JAKARTA, GRESNEWS.COM - Kendati telah merdeka lebih dari 70 tahun, Indonesia masih tertinggal dari negara tetangga dan itu bukan tanpa sebab. Wakil Presiden Jusuf Kalla (JK) menyebut ada kebijakan keliru yang dilakukan pemerintah sehingga mengakibatkan hal tersebut.

JK mengatakan ada dua kebijakan keliru yang menghabiskan anggaran hingga Rp 6000 triliun bila dikonversi dengan nilai saat ini. "Kembali kepada apa yang ingin kita capai dan apa yang salah dalam pelaksanaan ekonomi kita? Bukan pancasila atau tidak pancasila, tapi yang kita ialah kita terlalu mengikuti pola yang ada kemudian pemerintah mengambil kebijakan yang tidak sesuai dengan langkah-langkah yang dicapai.

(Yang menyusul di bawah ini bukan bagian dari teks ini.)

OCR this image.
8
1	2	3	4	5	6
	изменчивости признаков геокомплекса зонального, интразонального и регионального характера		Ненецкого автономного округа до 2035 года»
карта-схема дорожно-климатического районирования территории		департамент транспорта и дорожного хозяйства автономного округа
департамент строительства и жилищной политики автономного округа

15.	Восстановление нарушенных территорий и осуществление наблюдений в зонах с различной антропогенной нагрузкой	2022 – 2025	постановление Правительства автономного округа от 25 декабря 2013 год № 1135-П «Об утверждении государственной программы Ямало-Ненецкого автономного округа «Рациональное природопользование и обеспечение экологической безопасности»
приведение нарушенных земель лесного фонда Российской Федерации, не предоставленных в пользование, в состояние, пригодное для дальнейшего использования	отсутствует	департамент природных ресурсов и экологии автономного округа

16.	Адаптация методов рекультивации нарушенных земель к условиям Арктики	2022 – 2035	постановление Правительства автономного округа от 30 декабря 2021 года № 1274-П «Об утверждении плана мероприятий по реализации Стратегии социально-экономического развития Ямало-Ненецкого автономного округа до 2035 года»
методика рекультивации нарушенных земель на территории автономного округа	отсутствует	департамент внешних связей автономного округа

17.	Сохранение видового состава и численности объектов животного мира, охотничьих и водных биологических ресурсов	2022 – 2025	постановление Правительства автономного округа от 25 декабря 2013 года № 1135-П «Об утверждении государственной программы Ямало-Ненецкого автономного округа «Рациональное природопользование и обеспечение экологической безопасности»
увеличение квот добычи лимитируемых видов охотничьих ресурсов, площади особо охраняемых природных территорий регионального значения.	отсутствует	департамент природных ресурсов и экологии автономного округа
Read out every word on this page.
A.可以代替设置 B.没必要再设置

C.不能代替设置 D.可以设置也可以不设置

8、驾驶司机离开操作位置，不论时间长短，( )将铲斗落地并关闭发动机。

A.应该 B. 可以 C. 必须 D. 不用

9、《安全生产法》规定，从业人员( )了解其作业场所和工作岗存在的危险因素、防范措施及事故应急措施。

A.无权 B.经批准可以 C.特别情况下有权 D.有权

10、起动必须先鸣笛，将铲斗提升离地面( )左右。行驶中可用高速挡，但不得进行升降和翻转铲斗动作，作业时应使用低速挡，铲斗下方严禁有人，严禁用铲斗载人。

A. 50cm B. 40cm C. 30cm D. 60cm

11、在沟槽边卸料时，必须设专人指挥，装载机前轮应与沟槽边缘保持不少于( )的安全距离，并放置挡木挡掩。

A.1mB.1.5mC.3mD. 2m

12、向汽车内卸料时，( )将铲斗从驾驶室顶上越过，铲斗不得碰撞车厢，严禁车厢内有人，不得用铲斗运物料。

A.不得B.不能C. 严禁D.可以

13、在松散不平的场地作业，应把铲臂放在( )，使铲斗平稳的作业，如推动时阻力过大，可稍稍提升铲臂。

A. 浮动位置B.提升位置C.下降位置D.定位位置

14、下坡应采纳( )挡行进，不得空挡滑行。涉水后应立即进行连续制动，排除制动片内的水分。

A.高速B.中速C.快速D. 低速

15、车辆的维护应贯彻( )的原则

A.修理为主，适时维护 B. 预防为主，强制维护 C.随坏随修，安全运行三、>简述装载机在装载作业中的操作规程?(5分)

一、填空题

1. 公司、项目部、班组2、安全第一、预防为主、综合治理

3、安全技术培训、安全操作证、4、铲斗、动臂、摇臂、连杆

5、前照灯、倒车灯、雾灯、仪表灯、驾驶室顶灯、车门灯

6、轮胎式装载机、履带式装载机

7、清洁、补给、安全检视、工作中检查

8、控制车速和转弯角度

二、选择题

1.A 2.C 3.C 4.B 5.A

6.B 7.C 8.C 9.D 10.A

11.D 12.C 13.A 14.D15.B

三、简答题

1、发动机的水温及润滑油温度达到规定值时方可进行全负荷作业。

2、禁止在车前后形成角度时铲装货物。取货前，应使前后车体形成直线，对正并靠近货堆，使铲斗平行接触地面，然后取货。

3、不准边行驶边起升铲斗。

Dalam 10-15 tahun terakhir, kenapa kita tertinggal dengan Malaysia, Thailand atau kenapa tidak maju. Ada dua hal pokok saja sehingga kita tidak semaju yang lain," kata JK dalam sambutan acara Simposium Ekonomi di gedung MPR, Senayan, Jakarta Pusat, Rabu (12/7).

Ia menjelaskan pada krisis ekonomi pada 1997-1998 Indonesia telah mengalami kerugian yang sangat besar . Kesalahan ketika itu, Indonesia menganut paham liberalisme dan melakukan regulasi sehingga bank-bank banyak berdiri hingga berjumlah 250 bank. Akibatnya, setiap bank saling bersaing dan memberikan bunga tinggi hingga berujung pada kredit macet.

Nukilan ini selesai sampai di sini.